The Timing Revolution of Accreting Black Holes

Black holes are the most extreme objects we know of in the universe. They are places where our understanding of physics breaks down. A one-way passage to the unknown.

Despite their extreme nature, black holes can be described by two simple properties: their mass and spin. Mass sets the radius of the event horizon, the last boundary before light can escape. Spin is a measure of the rotation of space around the event horizon.

Measuring these two simple properties is at the heart of many outstanding challenges in astrophysics.

Astronomers now know that a supermassive black hole lies in the centre of every galaxy we can observe throughout the universe. The size and mass of these black holes is proportional to the size and mass of the galaxy in which it resides. This tells us the galaxy and black hole formed together in the early universe, and have coevolved together.
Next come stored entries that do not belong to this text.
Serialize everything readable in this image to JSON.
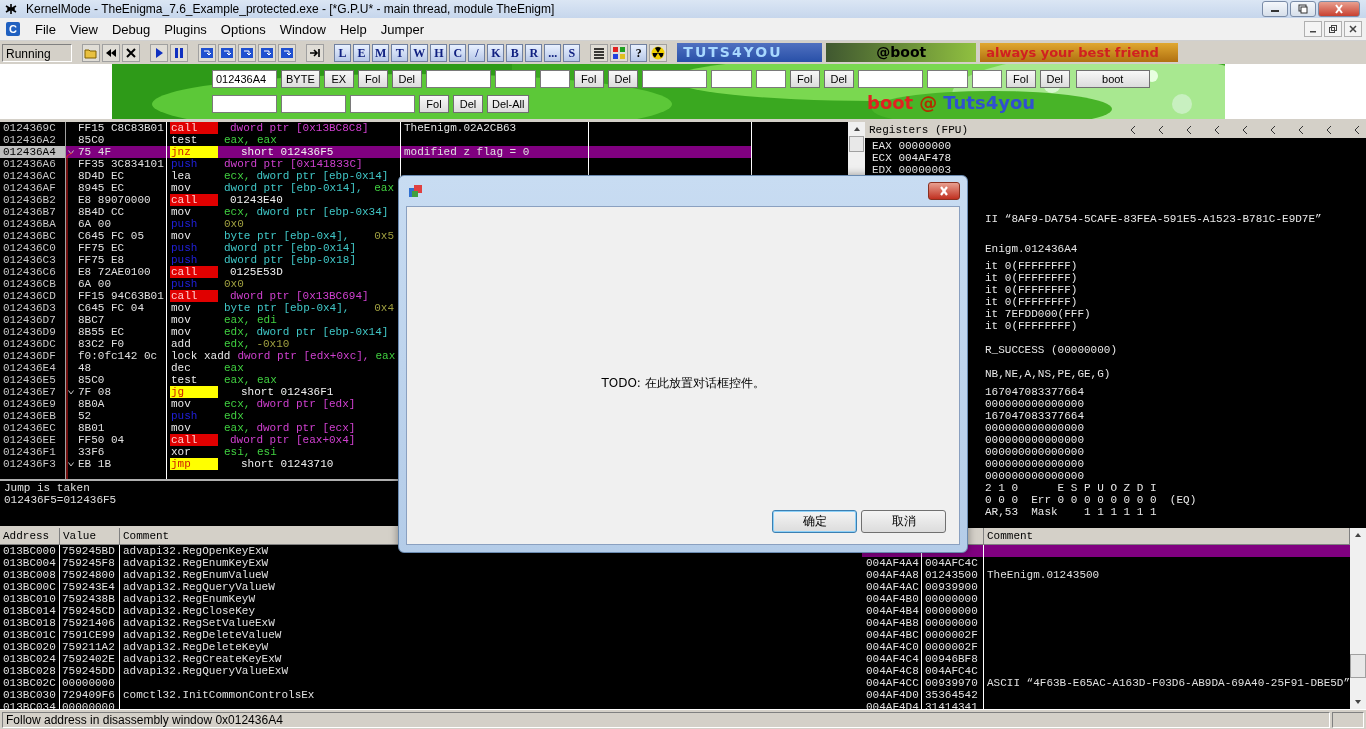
{
  "window": {
    "title": "KernelMode - TheEnigma_7.6_Example_protected.exe - [*G.P.U* - main thread, module TheEnigm]"
  },
  "menu": {
    "app_letter": "C",
    "items": [
      "File",
      "View",
      "Debug",
      "Plugins",
      "Options",
      "Window",
      "Help",
      "Jumper"
    ]
  },
  "toolbar": {
    "status": "Running",
    "letter_buttons": [
      "L",
      "E",
      "M",
      "T",
      "W",
      "H",
      "C",
      "/",
      "K",
      "B",
      "R",
      "...",
      "S"
    ],
    "help_button": "?",
    "banners": [
      "TUTS4YOU",
      "@boot",
      "always your best friend"
    ]
  },
  "banner": {
    "rows": [
      [
        {
          "kind": "wide_field",
          "value": "012436A4"
        },
        {
          "kind": "button",
          "label": "BYTE"
        },
        {
          "kind": "button",
          "label": "EX"
        },
        {
          "kind": "button",
          "label": "Fol"
        },
        {
          "kind": "button",
          "label": "Del"
        },
        {
          "kind": "wide_field"
        },
        {
          "kind": "mid_field"
        },
        {
          "kind": "narrow_field"
        },
        {
          "kind": "button",
          "label": "Fol"
        },
        {
          "kind": "button",
          "label": "Del"
        },
        {
          "kind": "wide_field"
        },
        {
          "kind": "mid_field"
        },
        {
          "kind": "narrow_field"
        },
        {
          "kind": "button",
          "label": "Fol"
        },
        {
          "kind": "button",
          "label": "Del"
        },
        {
          "kind": "wide_field"
        },
        {
          "kind": "mid_field"
        },
        {
          "kind": "narrow_field"
        },
        {
          "kind": "button",
          "label": "Fol"
        },
        {
          "kind": "button",
          "label": "Del"
        },
        {
          "kind": "wide_button",
          "label": "boot"
        }
      ],
      [
        {
          "kind": "wide_field"
        },
        {
          "kind": "wide_field"
        },
        {
          "kind": "wide_field"
        },
        {
          "kind": "button",
          "label": "Fol"
        },
        {
          "kind": "button",
          "label": "Del"
        },
        {
          "kind": "button",
          "label": "Del-All"
        }
      ]
    ],
    "signature": [
      "boot",
      "@",
      "Tuts4you"
    ]
  },
  "disassembly": {
    "rows": [
      {
        "address": "0124369C",
        "bytes": "FF15 C8C83B01",
        "mnemonic": "call",
        "kind": "call",
        "operands": [
          {
            "kind": "ptr",
            "t": "dword ptr [0x13BC8C8]"
          }
        ],
        "comment": "TheEnigm.02A2CB63",
        "selected": false,
        "jump": false
      },
      {
        "address": "012436A2",
        "bytes": "85C0",
        "mnemonic": "test",
        "kind": "plain",
        "operands": [
          {
            "kind": "reg",
            "t": "eax, eax"
          }
        ],
        "selected": false,
        "jump": false
      },
      {
        "address": "012436A4",
        "bytes": "75 4F",
        "mnemonic": "jnz",
        "kind": "jump",
        "operands": [
          {
            "kind": "target",
            "t": "short 012436F5"
          }
        ],
        "comment": "modified z flag = 0",
        "selected": true,
        "jump": true
      },
      {
        "address": "012436A6",
        "bytes": "FF35 3C834101",
        "mnemonic": "push",
        "kind": "push",
        "operands": [
          {
            "kind": "ptr",
            "t": "dword ptr [0x141833C]"
          }
        ],
        "selected": false,
        "jump": false
      },
      {
        "address": "012436AC",
        "bytes": "8D4D EC",
        "mnemonic": "lea",
        "kind": "plain",
        "operands": [
          {
            "kind": "reg",
            "t": "ecx,"
          },
          {
            "kind": "stack",
            "t": "dword ptr [ebp-0x14]"
          }
        ],
        "selected": false,
        "jump": false
      },
      {
        "address": "012436AF",
        "bytes": "8945 EC",
        "mnemonic": "mov",
        "kind": "plain",
        "operands": [
          {
            "kind": "stack",
            "t": "dword ptr [ebp-0x14],"
          },
          {
            "kind": "reg",
            "t": "eax"
          }
        ],
        "selected": false,
        "jump": false
      },
      {
        "address": "012436B2",
        "bytes": "E8 89070000",
        "mnemonic": "call",
        "kind": "call",
        "operands": [
          {
            "kind": "target",
            "t": "01243E40"
          }
        ],
        "selected": false,
        "jump": false
      },
      {
        "address": "012436B7",
        "bytes": "8B4D CC",
        "mnemonic": "mov",
        "kind": "plain",
        "operands": [
          {
            "kind": "reg",
            "t": "ecx,"
          },
          {
            "kind": "stack",
            "t": "dword ptr [ebp-0x34]"
          }
        ],
        "selected": false,
        "jump": false
      },
      {
        "address": "012436BA",
        "bytes": "6A 00",
        "mnemonic": "push",
        "kind": "push",
        "operands": [
          {
            "kind": "imm",
            "t": "0x0"
          }
        ],
        "selected": false,
        "jump": false
      },
      {
        "address": "012436BC",
        "bytes": "C645 FC 05",
        "mnemonic": "mov",
        "kind": "plain",
        "operands": [
          {
            "kind": "stack",
            "t": "byte ptr [ebp-0x4],"
          },
          {
            "kind": "imm",
            "t": "0x5"
          }
        ],
        "selected": false,
        "jump": false
      },
      {
        "address": "012436C0",
        "bytes": "FF75 EC",
        "mnemonic": "push",
        "kind": "push",
        "operands": [
          {
            "kind": "stack",
            "t": "dword ptr [ebp-0x14]"
          }
        ],
        "selected": false,
        "jump": false
      },
      {
        "address": "012436C3",
        "bytes": "FF75 E8",
        "mnemonic": "push",
        "kind": "push",
        "operands": [
          {
            "kind": "stack",
            "t": "dword ptr [ebp-0x18]"
          }
        ],
        "selected": false,
        "jump": false
      },
      {
        "address": "012436C6",
        "bytes": "E8 72AE0100",
        "mnemonic": "call",
        "kind": "call",
        "operands": [
          {
            "kind": "target",
            "t": "0125E53D"
          }
        ],
        "selected": false,
        "jump": false
      },
      {
        "address": "012436CB",
        "bytes": "6A 00",
        "mnemonic": "push",
        "kind": "push",
        "operands": [
          {
            "kind": "imm",
            "t": "0x0"
          }
        ],
        "selected": false,
        "jump": false
      },
      {
        "address": "012436CD",
        "bytes": "FF15 94C63B01",
        "mnemonic": "call",
        "kind": "call",
        "operands": [
          {
            "kind": "ptr",
            "t": "dword ptr [0x13BC694]"
          }
        ],
        "selected": false,
        "jump": false
      },
      {
        "address": "012436D3",
        "bytes": "C645 FC 04",
        "mnemonic": "mov",
        "kind": "plain",
        "operands": [
          {
            "kind": "stack",
            "t": "byte ptr [ebp-0x4],"
          },
          {
            "kind": "imm",
            "t": "0x4"
          }
        ],
        "selected": false,
        "jump": false
      },
      {
        "address": "012436D7",
        "bytes": "8BC7",
        "mnemonic": "mov",
        "kind": "plain",
        "operands": [
          {
            "kind": "reg",
            "t": "eax, edi"
          }
        ],
        "selected": false,
        "jump": false
      },
      {
        "address": "012436D9",
        "bytes": "8B55 EC",
        "mnemonic": "mov",
        "kind": "plain",
        "operands": [
          {
            "kind": "reg",
            "t": "edx,"
          },
          {
            "kind": "stack",
            "t": "dword ptr [ebp-0x14]"
          }
        ],
        "selected": false,
        "jump": false
      },
      {
        "address": "012436DC",
        "bytes": "83C2 F0",
        "mnemonic": "add",
        "kind": "plain",
        "operands": [
          {
            "kind": "reg",
            "t": "edx,"
          },
          {
            "kind": "imm",
            "t": "-0x10"
          }
        ],
        "selected": false,
        "jump": false
      },
      {
        "address": "012436DF",
        "bytes": "f0:0fc142 0c",
        "mnemonic": "lock xadd",
        "kind": "plain",
        "operands": [
          {
            "kind": "ptr",
            "t": "dword ptr [edx+0xc],"
          },
          {
            "kind": "reg",
            "t": "eax"
          }
        ],
        "selected": false,
        "jump": false
      },
      {
        "address": "012436E4",
        "bytes": "48",
        "mnemonic": "dec",
        "kind": "plain",
        "operands": [
          {
            "kind": "reg",
            "t": "eax"
          }
        ],
        "selected": false,
        "jump": false
      },
      {
        "address": "012436E5",
        "bytes": "85C0",
        "mnemonic": "test",
        "kind": "plain",
        "operands": [
          {
            "kind": "reg",
            "t": "eax, eax"
          }
        ],
        "selected": false,
        "jump": false
      },
      {
        "address": "012436E7",
        "bytes": "7F 08",
        "mnemonic": "jg",
        "kind": "jump",
        "operands": [
          {
            "kind": "target",
            "t": "short 012436F1"
          }
        ],
        "selected": false,
        "jump": true
      },
      {
        "address": "012436E9",
        "bytes": "8B0A",
        "mnemonic": "mov",
        "kind": "plain",
        "operands": [
          {
            "kind": "reg",
            "t": "ecx,"
          },
          {
            "kind": "ptr",
            "t": "dword ptr [edx]"
          }
        ],
        "selected": false,
        "jump": false
      },
      {
        "address": "012436EB",
        "bytes": "52",
        "mnemonic": "push",
        "kind": "push",
        "operands": [
          {
            "kind": "reg",
            "t": "edx"
          }
        ],
        "selected": false,
        "jump": false
      },
      {
        "address": "012436EC",
        "bytes": "8B01",
        "mnemonic": "mov",
        "kind": "plain",
        "operands": [
          {
            "kind": "reg",
            "t": "eax,"
          },
          {
            "kind": "ptr",
            "t": "dword ptr [ecx]"
          }
        ],
        "selected": false,
        "jump": false
      },
      {
        "address": "012436EE",
        "bytes": "FF50 04",
        "mnemonic": "call",
        "kind": "call",
        "operands": [
          {
            "kind": "ptr",
            "t": "dword ptr [eax+0x4]"
          }
        ],
        "selected": false,
        "jump": false
      },
      {
        "address": "012436F1",
        "bytes": "33F6",
        "mnemonic": "xor",
        "kind": "plain",
        "operands": [
          {
            "kind": "reg",
            "t": "esi, esi"
          }
        ],
        "selected": false,
        "jump": false
      },
      {
        "address": "012436F3",
        "bytes": "EB 1B",
        "mnemonic": "jmp",
        "kind": "jump",
        "operands": [
          {
            "kind": "target",
            "t": "short 01243710"
          }
        ],
        "selected": false,
        "jump": true
      }
    ],
    "info": [
      "Jump is taken",
      "012436F5=012436F5"
    ]
  },
  "registers": {
    "title": "Registers (FPU)",
    "groups": [
      {
        "kind": "full",
        "lines": [
          "EAX 00000000",
          "ECX 004AF478",
          "EDX 00000003"
        ]
      },
      {
        "kind": "clipped",
        "lines": [
          "II “8AF9-DA754-5CAFE-83FEA-591E5-A1523-B781C-E9D7E”"
        ]
      },
      {
        "kind": "clipped",
        "lines": [
          "Enigm.012436A4"
        ]
      },
      {
        "kind": "clipped",
        "lines": [
          "it 0(FFFFFFFF)",
          "it 0(FFFFFFFF)",
          "it 0(FFFFFFFF)",
          "it 0(FFFFFFFF)",
          "it 7EFDD000(FFF)",
          "it 0(FFFFFFFF)"
        ]
      },
      {
        "kind": "clipped",
        "lines": [
          "R_SUCCESS (00000000)"
        ]
      },
      {
        "kind": "clipped",
        "lines": [
          "NB,NE,A,NS,PE,GE,G)"
        ]
      },
      {
        "kind": "clipped",
        "lines": [
          "167047083377664",
          "000000000000000",
          "167047083377664",
          "000000000000000",
          "000000000000000",
          "000000000000000",
          "000000000000000",
          "000000000000000",
          "2 1 0      E S P U O Z D I",
          "0 0 0  Err 0 0 0 0 0 0 0 0  (EQ)",
          "AR,53  Mask    1 1 1 1 1 1"
        ]
      }
    ]
  },
  "dump": {
    "columns": [
      "Address",
      "Value",
      "Comment"
    ],
    "rows": [
      {
        "address": "013BC000",
        "value": "759245BD",
        "comment": "advapi32.RegOpenKeyExW"
      },
      {
        "address": "013BC004",
        "value": "759245F8",
        "comment": "advapi32.RegEnumKeyExW"
      },
      {
        "address": "013BC008",
        "value": "75924800",
        "comment": "advapi32.RegEnumValueW"
      },
      {
        "address": "013BC00C",
        "value": "759243E4",
        "comment": "advapi32.RegQueryValueW"
      },
      {
        "address": "013BC010",
        "value": "7592438B",
        "comment": "advapi32.RegEnumKeyW"
      },
      {
        "address": "013BC014",
        "value": "759245CD",
        "comment": "advapi32.RegCloseKey"
      },
      {
        "address": "013BC018",
        "value": "75921406",
        "comment": "advapi32.RegSetValueExW"
      },
      {
        "address": "013BC01C",
        "value": "7591CE99",
        "comment": "advapi32.RegDeleteValueW"
      },
      {
        "address": "013BC020",
        "value": "759211A2",
        "comment": "advapi32.RegDeleteKeyW"
      },
      {
        "address": "013BC024",
        "value": "7592402E",
        "comment": "advapi32.RegCreateKeyExW"
      },
      {
        "address": "013BC028",
        "value": "759245DD",
        "comment": "advapi32.RegQueryValueExW"
      },
      {
        "address": "013BC02C",
        "value": "00000000"
      },
      {
        "address": "013BC030",
        "value": "729409F6",
        "comment": "comctl32.InitCommonControlsEx"
      },
      {
        "address": "013BC034",
        "value": "00000000"
      }
    ]
  },
  "stack": {
    "columns": [
      "Comment"
    ],
    "rows": [
      {
        "selected": true
      },
      {
        "address": "004AF4A4",
        "value": "004AFC4C",
        "selected": false
      },
      {
        "address": "004AF4A8",
        "value": "01243500",
        "comment": "TheEnigm.01243500",
        "selected": false
      },
      {
        "address": "004AF4AC",
        "value": "00939900",
        "selected": false
      },
      {
        "address": "004AF4B0",
        "value": "00000000",
        "selected": false
      },
      {
        "address": "004AF4B4",
        "value": "00000000",
        "selected": false
      },
      {
        "address": "004AF4B8",
        "value": "00000000",
        "selected": false
      },
      {
        "address": "004AF4BC",
        "value": "0000002F",
        "selected": false
      },
      {
        "address": "004AF4C0",
        "value": "0000002F",
        "selected": false
      },
      {
        "address": "004AF4C4",
        "value": "00946BF8",
        "selected": false
      },
      {
        "address": "004AF4C8",
        "value": "004AFC4C",
        "selected": false
      },
      {
        "address": "004AF4CC",
        "value": "00939970",
        "comment": "ASCII “4F63B-E65AC-A163D-F03D6-AB9DA-69A40-25F91-DBE5D”",
        "selected": false
      },
      {
        "address": "004AF4D0",
        "value": "35364542",
        "selected": false
      },
      {
        "address": "004AF4D4",
        "value": "31414341",
        "selected": false
      }
    ]
  },
  "dialog": {
    "message": "TODO: 在此放置对话框控件。",
    "buttons": [
      {
        "label": "确定",
        "selected": true
      },
      {
        "label": "取消",
        "selected": false
      }
    ]
  },
  "status_bar": {
    "text": "Follow address in disassembly window 0x012436A4"
  }
}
Understanding the history of the universe means understanding the birth, growth and evolution of the black holes within these galaxies.

Black holes grow by accreting gas from their surroundings, which we know as active galaxies. This accretion process is not static; as the amount of material falling into the black hole changes over time, so does the amount of electromagnetic radiation (light) produced as the gas heats up before it plunges into the hole. When we point our telescopes at 'these active galaxies', we see the brightness vary over time, in a similar way to stock market prices varying over the course of a day or year.

We can use similar mathematical tools to economists to try and decode what is causing this intense volatility.

One such method is known as X-ray reverberation mapping. We're familiar with the concept of reverberation; everyone's a fantastic singer in the shower. The reason for this is the size, geometry and material of a room change the way we hear ourselves.

When we hear someone talk in a classroom or a cathedral, our ears can easily detect the difference and identify the room. In a similar manner, we use X-ray reverberation to decode the size and geometry of the gas spirally around the black hole. How close the gas gets to the event horizon and how fast it is rotating is set by the mass and spin of the black hole.

If we can spatially map this gas then we can determine these two fundamental properties. In this research program, we will develop cutting-edge reverberation mapping models and apply to all available X-ray data - turning our static picture into a movie! This modelling will also reveal properties of the high velocity winds and jets expelled in the process.

This feedback of gas provides the link between the central black hole and host galaxy as they evolve.

Some black holes display a periodic change in brightness, much like daily trends we experience in temperature variation. The project lead has recently acquired a month-long dataset on a black hole with a mass a million times that of the sun, with a periodicity of an hour. This tells us whatever is causing the variation is occurring on the last stable orbit before gas plunges into the black hole.

We will identify the mechanism producing the periodic variation enabling us to perform new tests on the nature of spacetime around a black hole.

As well as deep observations on individual sources, astronomers have been systematically scanning the sky for several decades and collecting brightness measurements on millions of active galaxies. These 'big data' surveys allow us to systematically study the properties of active galaxies, deep into the distant and therefore early universe. We will develop and implement novel machine learning algorithms in order to us the source brightness variations to interesting properties, such as whether there are in fact two hidden supermassive black holes orbiting each other.

This cutting-edge work will have an impact on many areas of astrophysics, physics and cosmology, as well as paving the way for observatories of the future.